En 2000, la mention « nouveau » est supprimée et toutes les monnaies redeviennent simplement des dinars. Le Monténégro ayant abandonné la zone dinar pour adopter le deutsch mark en novembre 1999, le « dinar de Serbie » remplace le « dinar de Yougoslavie » en 2003. La croissance économique est repartie depuis le début des années 2000 avec des taux supérieurs à 6% ce qui a fait dire aux économistes que le pays était le nouveau « Tigre des Balkans » en référence aux tigres d’Asie. La monnaie Serbe reste cependant fragile et le PIB est toujours inférieur à celui d’avant 1990 donc il faut à nouveau émettre des billets à valeur faciale élevée jusqu’à 5 000 dinars !
La reconstruction des infrastructures détruites lors des conflits demande du temps et de l’argent qui oblige le gouvernement Serbe modéré à se rapprocher de ses principaux partenaires qui sont la Russie et l’Union Européenne. D’ailleurs, depuis 2006, le Kosovo et le Monténégro utilisent l’euro comme monnaie, la Serbie et les territoires serbes de Bosnie sont donc les derniers à utiliser le dinar.
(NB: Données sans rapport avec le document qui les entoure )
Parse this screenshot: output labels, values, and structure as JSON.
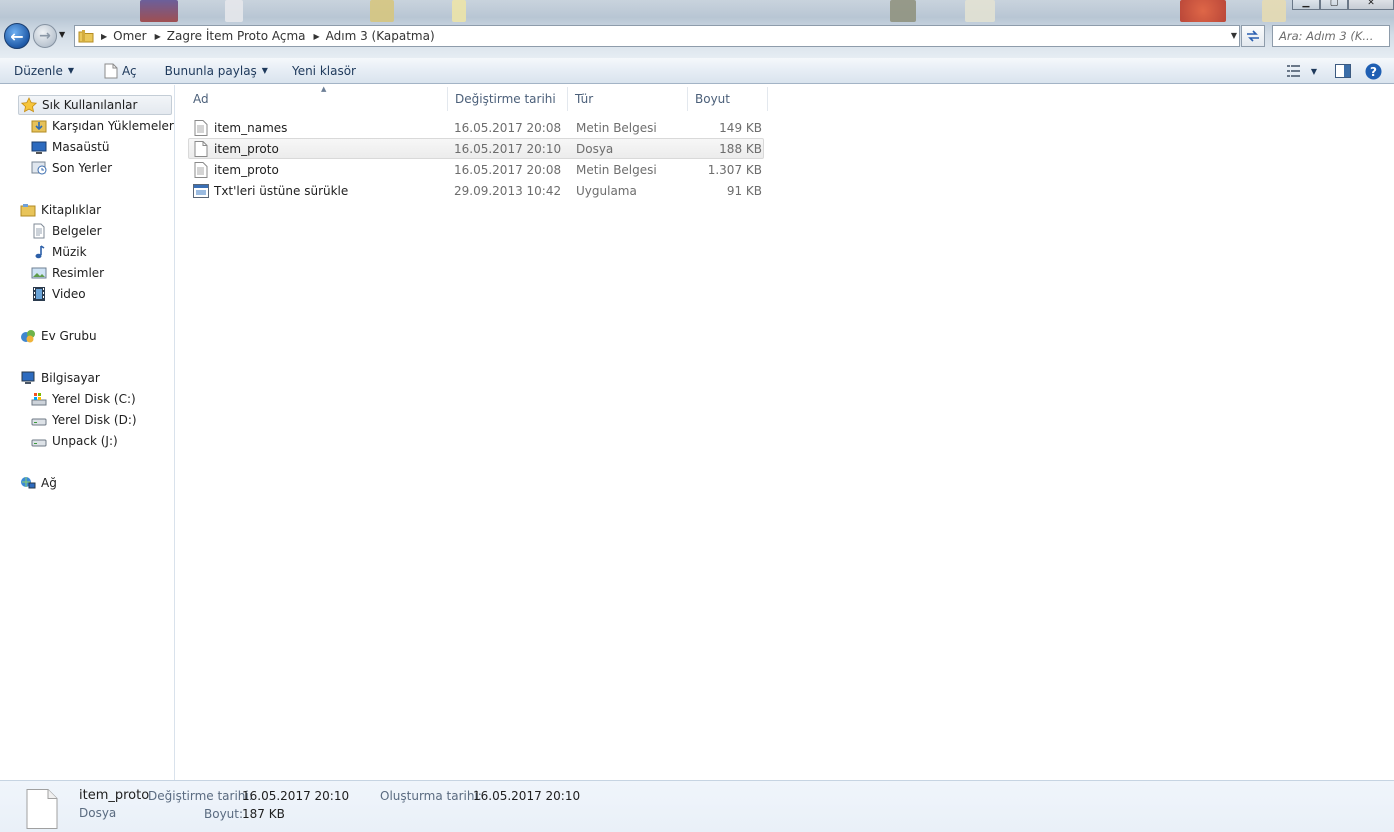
{
  "window": {
    "controls": [
      "minimize",
      "maximize",
      "close"
    ]
  },
  "address": {
    "breadcrumbs": [
      "Omer",
      "Zagre İtem Proto Açma",
      "Adım 3 (Kapatma)"
    ]
  },
  "search": {
    "placeholder": "Ara: Adım 3 (K..."
  },
  "toolbar": {
    "organize": "Düzenle",
    "open": "Aç",
    "share": "Bununla paylaş",
    "new_folder": "Yeni klasör"
  },
  "nav": {
    "favorites": {
      "label": "Sık Kullanılanlar",
      "items": [
        "Karşıdan Yüklemeler",
        "Masaüstü",
        "Son Yerler"
      ]
    },
    "libraries": {
      "label": "Kitaplıklar",
      "items": [
        "Belgeler",
        "Müzik",
        "Resimler",
        "Video"
      ]
    },
    "homegroup": {
      "label": "Ev Grubu"
    },
    "computer": {
      "label": "Bilgisayar",
      "items": [
        "Yerel Disk (C:)",
        "Yerel Disk (D:)",
        "Unpack (J:)"
      ]
    },
    "network": {
      "label": "Ağ"
    }
  },
  "columns": {
    "name": "Ad",
    "date": "Değiştirme tarihi",
    "type": "Tür",
    "size": "Boyut"
  },
  "files": [
    {
      "name": "item_names",
      "date": "16.05.2017 20:08",
      "type": "Metin Belgesi",
      "size": "149 KB",
      "icon": "text-file-icon"
    },
    {
      "name": "item_proto",
      "date": "16.05.2017 20:10",
      "type": "Dosya",
      "size": "188 KB",
      "icon": "blank-file-icon"
    },
    {
      "name": "item_proto",
      "date": "16.05.2017 20:08",
      "type": "Metin Belgesi",
      "size": "1.307 KB",
      "icon": "text-file-icon"
    },
    {
      "name": "Txt'leri üstüne sürükle",
      "date": "29.09.2013 10:42",
      "type": "Uygulama",
      "size": "91 KB",
      "icon": "application-icon"
    }
  ],
  "details": {
    "name": "item_proto",
    "type": "Dosya",
    "modified_label": "Değiştirme tarihi:",
    "modified_value": "16.05.2017 20:10",
    "size_label": "Boyut:",
    "size_value": "187 KB",
    "created_label": "Oluşturma tarihi:",
    "created_value": "16.05.2017 20:10"
  },
  "colors": {
    "accent": "#1e395b",
    "selection": "#ececec"
  }
}
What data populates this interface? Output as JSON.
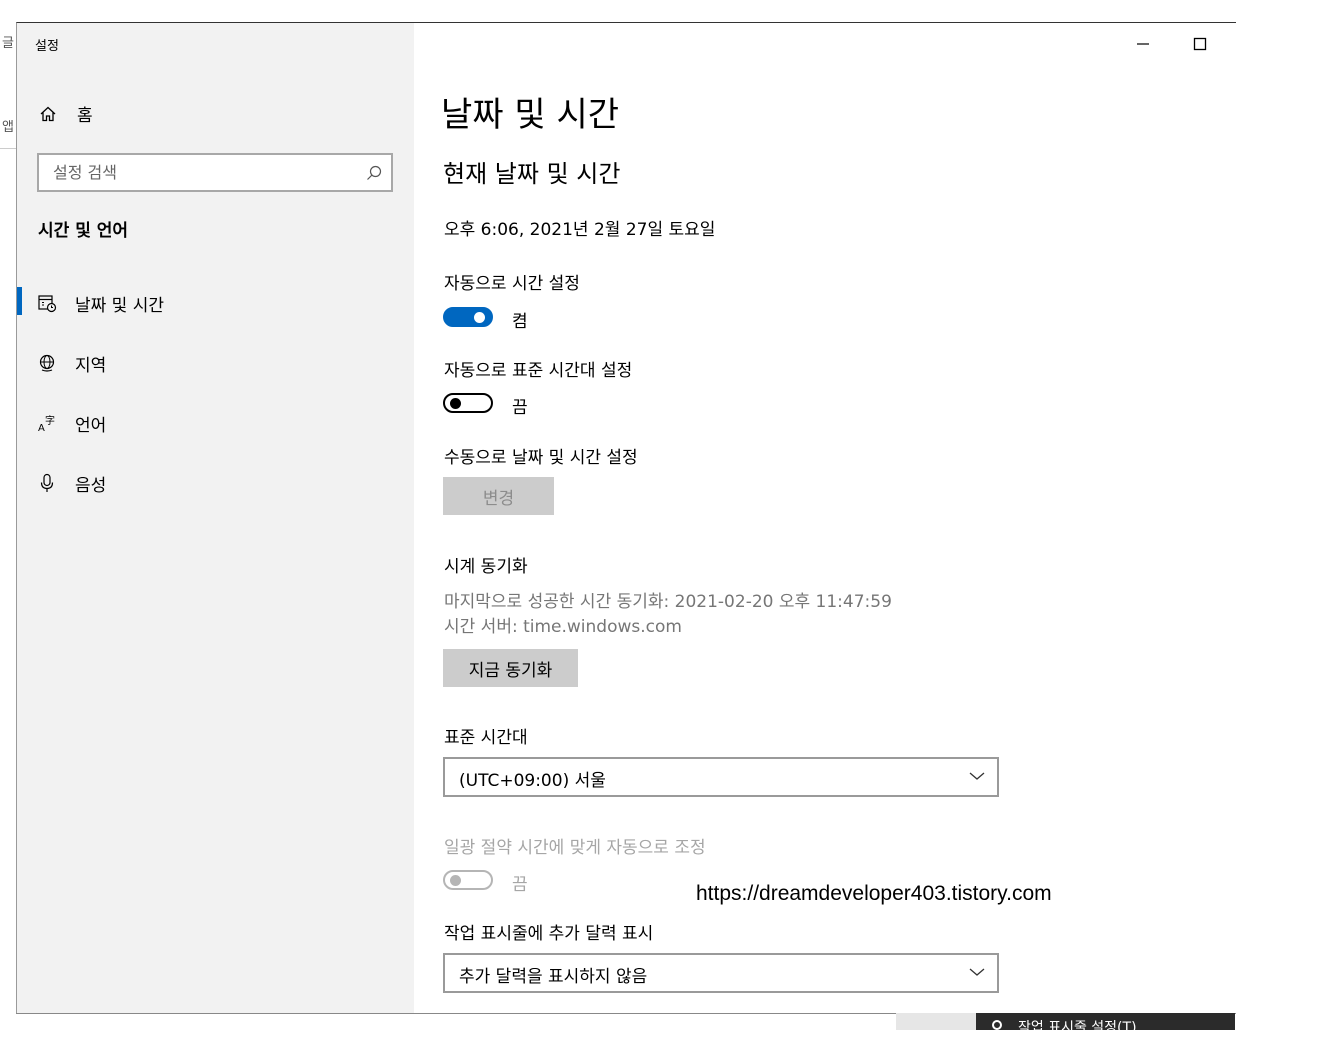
{
  "background_window": {
    "fragment_top": "글",
    "fragment_mid": "앱"
  },
  "app": {
    "title": "설정"
  },
  "window_controls": {
    "minimize_icon": "minimize-icon",
    "maximize_icon": "maximize-icon"
  },
  "sidebar": {
    "home_label": "홈",
    "search_placeholder": "설정 검색",
    "section_title": "시간 및 언어",
    "items": [
      {
        "label": "날짜 및 시간",
        "icon": "calendar-clock-icon",
        "selected": true
      },
      {
        "label": "지역",
        "icon": "globe-icon",
        "selected": false
      },
      {
        "label": "언어",
        "icon": "language-icon",
        "selected": false
      },
      {
        "label": "음성",
        "icon": "microphone-icon",
        "selected": false
      }
    ]
  },
  "main": {
    "page_title": "날짜 및 시간",
    "current_heading": "현재 날짜 및 시간",
    "current_datetime": "오후 6:06, 2021년 2월 27일 토요일",
    "auto_time_label": "자동으로 시간 설정",
    "auto_time_state": "켬",
    "auto_timezone_label": "자동으로 표준 시간대 설정",
    "auto_timezone_state": "끔",
    "manual_label": "수동으로 날짜 및 시간 설정",
    "change_button": "변경",
    "sync_heading": "시계 동기화",
    "last_sync": "마지막으로 성공한 시간 동기화: 2021-02-20 오후 11:47:59",
    "time_server": "시간 서버: time.windows.com",
    "sync_now_button": "지금 동기화",
    "timezone_label": "표준 시간대",
    "timezone_value": "(UTC+09:00) 서울",
    "dst_label": "일광 절약 시간에 맞게 자동으로 조정",
    "dst_state": "끔",
    "calendar_label": "작업 표시줄에 추가 달력 표시",
    "calendar_value": "추가 달력을 표시하지 않음"
  },
  "watermark": "https://dreamdeveloper403.tistory.com",
  "taskbar_popup": {
    "label": "작업 표시줄 설정(T)"
  },
  "colors": {
    "accent": "#0067c0",
    "sidebar_bg": "#f2f2f2",
    "button_bg": "#cccccc"
  }
}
Le gouvernement Serbe a également annoncé sa candidature à l’entrée dans l’Union Européenne en 2009 après avoir montré sa bonne volonté en permettant l’arrestation de plusieurs criminels de guerre dont le fameux Radovan Karadzic arrêté en 2008 pour être livré au tribunal pénal international de la Haye.

Dernièrement, le premier ministre serbe a accepté de recevoir à Belgrade son homologue albanais pour tenter de normaliser les relations entre les deux pays malgré les pressions ultra-nationalistes vues dernièrement lors d’un match de football.